La vieja colina
Publicado originalmente en julio de 2018
Sobre la vieja colina hay una casa; no es una gran casa, más bien es una casa pequeña, con un par de pequeñas habitaciones con pequeñas ventanas que impiden el paso del frío, y una sala común que hace las veces de salón, comedor, cocina y cuarto de juegos. El suelo es de piedra, bien cortada, lisa y afirmada; las paredes, de gruesa piedra, extraída de sus viejos huesos. Varias alfombras sobrias pero bien tejidas calientan los pies descalzos de niños y adultos, y la gran chimenea del muro del fondo ayuda a que los inviernos sean llevaderos y es imprescindible para el alimento diario. Una amplia mesa, elaborada con gruesos tablones bien lijados, y cuatro taburetes del mismo árbol —que murió anciano y feliz hace años y al que ahora se dota de nueva vida y significado—, está en el centro de la estancia. En las paredes, austeros aperos de labranza, un hacha siempre afilada y, en el rincón más iluminado por la austera ventana junto a la puerta, un pequeño cesto de mimbre donde duermen los juguetes: dos muñecos de trapos y botones por ojos y un batiburrillo de tesoros conseguidos en breves escapadas.

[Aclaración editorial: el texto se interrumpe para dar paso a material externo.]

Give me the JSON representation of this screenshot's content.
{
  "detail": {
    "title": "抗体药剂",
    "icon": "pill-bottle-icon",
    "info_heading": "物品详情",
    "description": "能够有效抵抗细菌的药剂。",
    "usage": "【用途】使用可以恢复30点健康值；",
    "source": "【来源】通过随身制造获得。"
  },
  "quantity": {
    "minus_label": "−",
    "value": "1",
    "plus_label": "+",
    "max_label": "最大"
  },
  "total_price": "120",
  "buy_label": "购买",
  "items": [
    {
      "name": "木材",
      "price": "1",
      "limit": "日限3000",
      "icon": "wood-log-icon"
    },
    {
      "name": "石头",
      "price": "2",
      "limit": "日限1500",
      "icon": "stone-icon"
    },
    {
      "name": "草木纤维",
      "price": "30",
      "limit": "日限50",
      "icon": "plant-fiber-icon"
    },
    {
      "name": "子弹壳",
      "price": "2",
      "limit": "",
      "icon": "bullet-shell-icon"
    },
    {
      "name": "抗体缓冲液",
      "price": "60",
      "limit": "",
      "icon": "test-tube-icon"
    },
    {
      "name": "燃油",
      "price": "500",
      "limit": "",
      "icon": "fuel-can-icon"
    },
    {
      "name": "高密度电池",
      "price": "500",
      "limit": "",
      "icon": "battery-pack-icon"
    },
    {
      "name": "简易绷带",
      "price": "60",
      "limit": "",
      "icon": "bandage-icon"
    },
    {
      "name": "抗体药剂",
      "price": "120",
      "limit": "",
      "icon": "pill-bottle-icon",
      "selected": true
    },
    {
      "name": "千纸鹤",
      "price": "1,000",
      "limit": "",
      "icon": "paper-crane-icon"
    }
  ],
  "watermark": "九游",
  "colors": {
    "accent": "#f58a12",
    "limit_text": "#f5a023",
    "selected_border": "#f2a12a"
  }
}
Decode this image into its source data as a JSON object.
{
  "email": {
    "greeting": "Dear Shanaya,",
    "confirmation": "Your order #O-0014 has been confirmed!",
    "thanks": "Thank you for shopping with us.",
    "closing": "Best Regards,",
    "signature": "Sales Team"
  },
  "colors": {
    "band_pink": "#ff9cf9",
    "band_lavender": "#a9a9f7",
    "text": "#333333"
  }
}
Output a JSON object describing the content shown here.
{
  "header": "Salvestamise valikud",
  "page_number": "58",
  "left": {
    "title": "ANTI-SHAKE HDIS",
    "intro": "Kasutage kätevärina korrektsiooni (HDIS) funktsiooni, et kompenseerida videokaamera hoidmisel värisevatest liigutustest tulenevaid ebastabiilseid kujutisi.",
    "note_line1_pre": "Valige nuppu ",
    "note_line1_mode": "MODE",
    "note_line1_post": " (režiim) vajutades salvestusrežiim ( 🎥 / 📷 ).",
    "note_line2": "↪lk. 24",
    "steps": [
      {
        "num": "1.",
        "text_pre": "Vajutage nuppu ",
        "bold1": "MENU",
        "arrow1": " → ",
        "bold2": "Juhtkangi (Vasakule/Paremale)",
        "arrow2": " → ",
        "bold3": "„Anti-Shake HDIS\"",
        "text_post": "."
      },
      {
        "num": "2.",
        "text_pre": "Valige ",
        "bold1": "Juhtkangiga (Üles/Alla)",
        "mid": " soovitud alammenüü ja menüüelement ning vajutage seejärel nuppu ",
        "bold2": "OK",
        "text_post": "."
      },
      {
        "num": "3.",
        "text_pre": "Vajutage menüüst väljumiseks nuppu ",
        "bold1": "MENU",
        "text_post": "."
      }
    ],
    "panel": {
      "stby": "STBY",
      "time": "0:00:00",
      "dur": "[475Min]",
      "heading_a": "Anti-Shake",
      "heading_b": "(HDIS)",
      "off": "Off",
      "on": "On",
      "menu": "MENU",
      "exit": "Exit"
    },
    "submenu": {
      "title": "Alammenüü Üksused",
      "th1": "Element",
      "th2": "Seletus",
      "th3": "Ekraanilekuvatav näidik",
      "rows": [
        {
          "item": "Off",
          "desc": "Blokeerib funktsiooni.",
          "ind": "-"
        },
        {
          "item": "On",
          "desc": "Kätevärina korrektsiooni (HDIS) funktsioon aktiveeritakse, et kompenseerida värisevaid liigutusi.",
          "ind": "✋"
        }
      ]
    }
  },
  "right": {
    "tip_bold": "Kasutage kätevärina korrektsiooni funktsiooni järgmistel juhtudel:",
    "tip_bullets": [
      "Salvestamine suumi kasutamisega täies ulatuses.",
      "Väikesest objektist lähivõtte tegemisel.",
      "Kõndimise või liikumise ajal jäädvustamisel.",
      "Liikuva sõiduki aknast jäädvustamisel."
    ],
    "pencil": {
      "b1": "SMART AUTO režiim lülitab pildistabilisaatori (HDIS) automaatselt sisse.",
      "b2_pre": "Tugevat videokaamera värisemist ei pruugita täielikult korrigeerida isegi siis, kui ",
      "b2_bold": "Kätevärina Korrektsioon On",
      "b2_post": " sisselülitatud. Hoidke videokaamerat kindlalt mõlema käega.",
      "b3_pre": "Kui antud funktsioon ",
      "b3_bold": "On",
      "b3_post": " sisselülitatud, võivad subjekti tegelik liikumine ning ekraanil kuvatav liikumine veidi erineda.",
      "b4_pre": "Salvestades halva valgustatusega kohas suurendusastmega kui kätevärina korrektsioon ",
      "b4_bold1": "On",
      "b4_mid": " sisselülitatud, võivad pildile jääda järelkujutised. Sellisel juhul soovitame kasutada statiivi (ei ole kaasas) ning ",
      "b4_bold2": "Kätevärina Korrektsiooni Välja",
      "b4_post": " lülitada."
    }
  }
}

A la vetusta colina le gusta la casa; al fin y al cabo, es parte de ella: la nota limpia, sin humedades, siempre oliendo a hierbabuena, salvia y otras hierbas, bien barrida y ordenada. Le gusta sentir el calorcito sobre sus viejos huesos en invierno, ayudándola a mantenerse un poco más viva y despierta.
Pero, sobre todo, más que nada, adora a los humanos —diminutos, frágiles y fugaces— que la habitan. Nota los pasos ligeros y siempre trotando de los niños, Hermano y Hermana, que apenas levantan del suelo; le hacen sonreír y, en esos momentos, alguna florecilla aprovecha para abrirse. Nota los pasos firmes y seguros de Madre, siempre organizando, limpiando, mediando en las pequeñas peleas de los pequeños niños, cocinando esas comidas que inundan de olores su vieja superficie rocosa. Nota, naturalmente, los pasos más pesados de Padre, que recorre a menudo toda su superficie, transportando todo tipo de cosas, haciendo todo tipo de planes imposibles a los que Madre contesta, simplemente, levantando una ceja o meneando la cabeza.
En los momentos en que está más despierta —normalmente en verano—, vela por ellos lo mejor que puede, manteniendo limpio el riachuelo que mora en su interior y haciendo que salga con fuerza y vigor a escasos metros del hogar, vigilando el viento más fuerte para desviarlo moviendo despacio, muy despacio, sus anchos hombros poblados de peñascos. Si alguno de los niños desaparece de la vista de Padre y Madre, ella les avisa, haciendo caer una pequeña roca o moviendo aquella veta de cuarzo para que refleje con más intensidad la luz del sol; normalmente, Madre mira a su alrededor, como notando el cambio, y Padre deja lo que está haciendo con un suspiro resignado para salir detrás de ellos. Casi nunca se acercan animales peligrosos —la vieja colina es excesivamente vieja para atesorar nada de su interés—, pero en caso de que alguno lo haga, se encarga de moverse lo suficiente, dándose impulso, para que los pocos árboles que hay cerca de la casa se muevan con un ruido de hojas atronador.
De pronto recuerda: hace tiempo que ha olvidado su nombre, su nombre humano, puesto que ella no necesita nombres para saber que es ella y dónde empieza y dónde termina de ser ella para ser Todo o quizás Tierra. En los tiempos en que tenía nombre entre los humanos, estos la visitaban constantemente, usaban sus campos para labrar y para plantar, para cultivar con esmero, para cosechar y trillar, para sus fiestas y diversiones, y sentía la vida en toda su piel de roca como pequeños alfileres.
Ahora solo quedan ella, Hermana, Hermano, Madre y Padre, y ella se contenta; ha vivido situaciones mucho peores, cuando otros, que llamaban Guerreros, pisotearon su hierba con botas de hierro, ensuciaron sus peñascos con restos de comida y basura, emponzoñaron su riachuelo hasta hacerlo enfermar. No fueron tiempos buenos, tiempos a recordar, pero su memoria abarca todas y cada una de las piedras y briznas de hierba que la componen.
«La colina de Mardia» —recuerda de pronto—, sí, ese era su nombre entre los humanos en aquel tiempo, aunque ignora si continúa siéndolo en este. Con un largo suspiro que hace que todos los insectos, reptiles, roedores y pájaros que la habitan callen de pronto, entrecierra los ojos aletargándose una vez más. Sí, definitivamente, Familia le gusta.